Forcing entry into the Gein house and using flashlights to light the way, police officers were in for the shock of their lives.
A photograph of the kitchen in the Gein house, showing the squalor and disarray in which Ed Gein lived his life
Apart from the upper floor and a couple of rooms downstairs which Ed had sealed off as a memorial to his mother, the rest of the house was filthy. Body-parts, bits of body-parts and bits of bits of body-parts lay all over the house. The fridge was full of human organs, skulls were cut open and used as bowls, Gein’s bed had a bedframe with skulls on it for decoration. Furniture was upholstered with human skin, face-masks were made from actual faces, the skins of which had been tanned to prevent rotting.
The police were appalled by what they saw, and arrested Gein soon after. Gein confessed that he had killed Worden and Hogan and that he regularly went to cemetaries nearby to exhume recently-deceased women so as to skin their bodies and live out his transvestite dreams.

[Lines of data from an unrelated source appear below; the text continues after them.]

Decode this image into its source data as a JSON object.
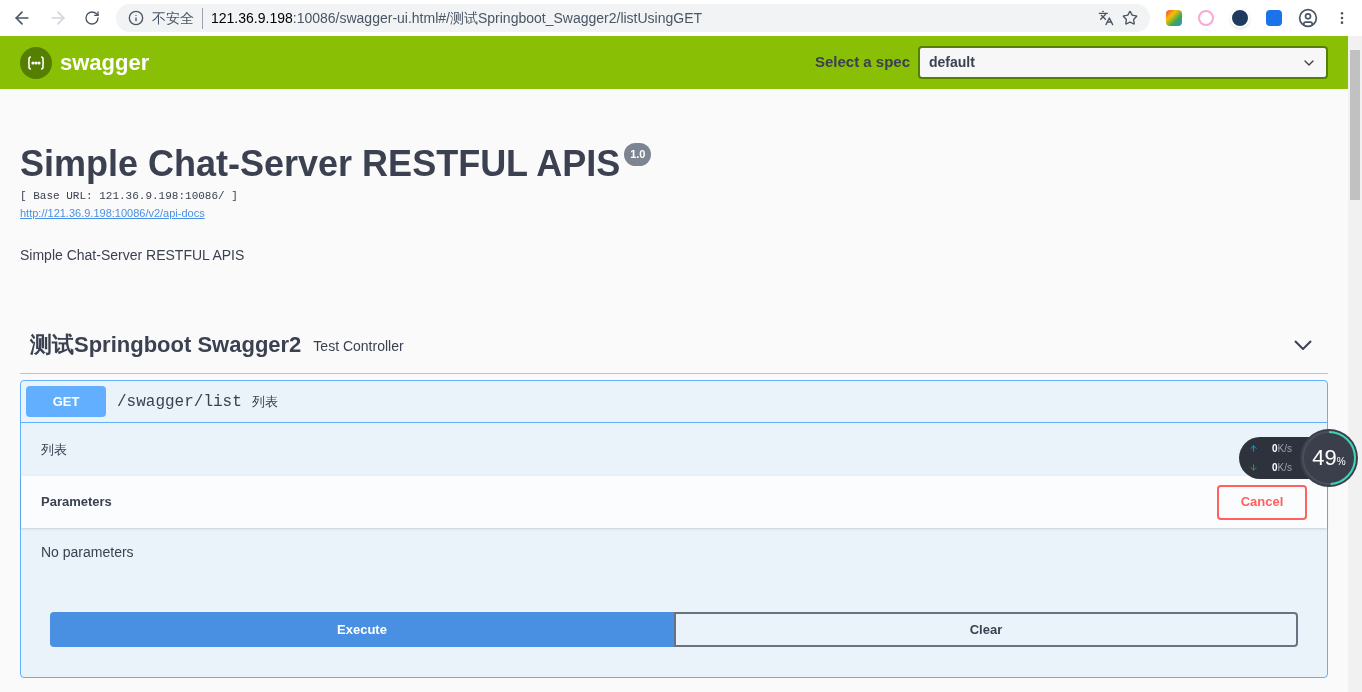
{
  "browser": {
    "security": "不安全",
    "url_host": "121.36.9.198",
    "url_rest": ":10086/swagger-ui.html#/测试Springboot_Swagger2/listUsingGET"
  },
  "topbar": {
    "logo_text": "swagger",
    "spec_label": "Select a spec",
    "spec_value": "default"
  },
  "info": {
    "title": "Simple Chat-Server RESTFUL APIS",
    "version": "1.0",
    "base_url": "[ Base URL: 121.36.9.198:10086/ ]",
    "docs_link": "http://121.36.9.198:10086/v2/api-docs",
    "description": "Simple Chat-Server RESTFUL APIS"
  },
  "tag": {
    "name": "测试Springboot Swagger2",
    "description": "Test Controller",
    "expanded": true
  },
  "operation": {
    "method": "GET",
    "path": "/swagger/list",
    "summary": "列表",
    "description": "列表",
    "parameters_title": "Parameters",
    "cancel": "Cancel",
    "no_params": "No parameters",
    "execute": "Execute",
    "clear": "Clear"
  },
  "net_widget": {
    "up": "0",
    "up_unit": "K/s",
    "down": "0",
    "down_unit": "K/s",
    "percent": "49",
    "percent_sign": "%",
    "level": 0.49
  }
}
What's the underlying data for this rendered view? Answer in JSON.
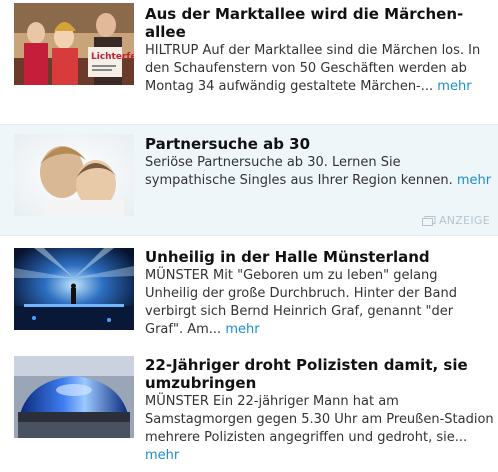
{
  "articles": [
    {
      "title": "Aus der Marktallee wird die Märchen-allee",
      "teaser": "HILTRUP Auf der Marktallee sind die Märchen los. In den Schaufenstern von 50 Geschäften werden ab Montag 34 aufwändig gestaltete Märchen-...",
      "more": "mehr",
      "image_text": "Lichterfest"
    },
    {
      "title": "Partnersuche ab 30",
      "teaser": "Seriöse Partnersuche ab 30. Lernen Sie sympathische Singles aus Ihrer Region kennen.",
      "more": "mehr",
      "badge": "ANZEIGE"
    },
    {
      "title": "Unheilig in der Halle Münsterland",
      "teaser": "MÜNSTER Mit \"Geboren um zu leben\" gelang Unheilig der große Durchbruch. Hinter der Band verbirgt sich Bernd Heinrich Graf, genannt \"der Graf\". Am...",
      "more": "mehr"
    },
    {
      "title": "22-Jähriger droht Polizisten damit, sie umzubringen",
      "teaser": "MÜNSTER Ein 22-jähriger Mann hat am Samstagmorgen gegen 5.30 Uhr am Preußen-Stadion mehrere Polizisten angegriffen und gedroht, sie...",
      "more": "mehr"
    }
  ],
  "colors": {
    "link": "#1a8fd0",
    "ad_background": "#eef6fa",
    "badge": "#b7c4cc"
  }
}
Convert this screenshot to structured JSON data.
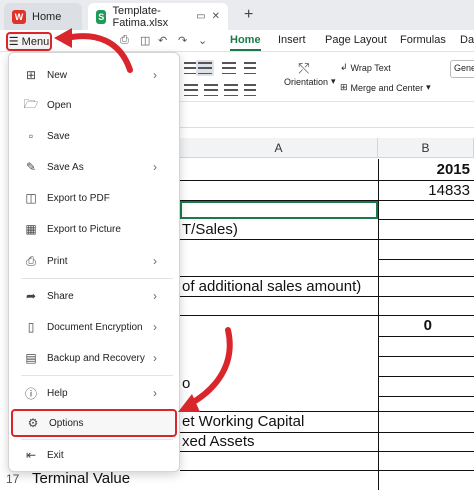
{
  "tabs": {
    "home_label": "Home",
    "home_logo": "W",
    "file_label": "Template-Fatima.xlsx",
    "file_logo": "S",
    "new_tab": "+"
  },
  "menubar": {
    "menu_label": "Menu",
    "ribbon_tabs": [
      "Home",
      "Insert",
      "Page Layout",
      "Formulas",
      "Da"
    ]
  },
  "ribbon": {
    "wrap_text": "Wrap Text",
    "orientation": "Orientation",
    "merge_center": "Merge and Center",
    "general": "Gene"
  },
  "sheet": {
    "col_a": "A",
    "col_b": "B",
    "texts": {
      "t_sales": "T/Sales)",
      "additional": "of additional sales amount)",
      "o": "o",
      "working_capital": "et Working Capital",
      "fixed_assets": "xed Assets",
      "terminal_value": "Terminal Value"
    },
    "numbers": {
      "year": "2015",
      "value": "14833",
      "zero": "0"
    },
    "row_17": "17"
  },
  "menu": {
    "items": [
      {
        "label": "New",
        "icon": "new-file-icon",
        "has_arrow": true
      },
      {
        "label": "Open",
        "icon": "folder-icon",
        "has_arrow": false
      },
      {
        "label": "Save",
        "icon": "save-icon",
        "has_arrow": false
      },
      {
        "label": "Save As",
        "icon": "save-as-icon",
        "has_arrow": true
      },
      {
        "label": "Export to PDF",
        "icon": "pdf-icon",
        "has_arrow": false
      },
      {
        "label": "Export to Picture",
        "icon": "picture-icon",
        "has_arrow": false
      },
      {
        "label": "Print",
        "icon": "print-icon",
        "has_arrow": true
      },
      {
        "label": "Share",
        "icon": "share-icon",
        "has_arrow": true
      },
      {
        "label": "Document Encryption",
        "icon": "encryption-icon",
        "has_arrow": true
      },
      {
        "label": "Backup and Recovery",
        "icon": "backup-icon",
        "has_arrow": true
      },
      {
        "label": "Help",
        "icon": "help-icon",
        "has_arrow": true
      },
      {
        "label": "Options",
        "icon": "options-icon",
        "has_arrow": false
      },
      {
        "label": "Exit",
        "icon": "exit-icon",
        "has_arrow": false
      }
    ]
  },
  "colors": {
    "highlight": "#d9262c",
    "accent_green": "#1c7a4a"
  }
}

Gein was tried and found guilty of First Degree Murder. He entered a plea of Insanity and was thereafter and for all the days of his life, until he died in 1984, confined to a series of mental hospitals. In 1958, the Gein farmhouse “mysteriously” burnt to the ground. Police were pretty sure it was arson and that furious Plainfield townsfolk had torched the Gein house out of disgust and anger at what Ed had done, not only to their residents, but also to their deceased…but they conveniently turned a blind eye and pretended that they didn’t know who had started the fire.
Edward Theodore Gein died on the 26th of July, 1984, from respiratory and heart-failure due to complications from cancer. He was 77 years old. He was buried in Plainfield Cemetary.
Impact on Popular Culture and Society
Gein’s impact on popular culture is undeniable. The Texas Chainsaw Massacre, the various ‘Pyscho’ books and films and movies of perverted killers who skin their victims and wear their flesh all have their roots in the demented mind of Ed Gein.
Unlike Albert Fish or Jack the Ripper, Ed Gein did not kill a vast number of people. He murdered a grand total of two women. What makes him so infamous is what he did with human bodies, how he butchered them, how he used their body-parts and skins to craft all kinds of gruesome objects and decorations and how he tried constantly to find things or do things or wear things or create things…that would remind him of his mother, the one woman he ever knew and ever loved and who had so traumatised his life ever since he was a boy.
After all, as Norman Bates famously says…
“A boy’s best friend is his mother”.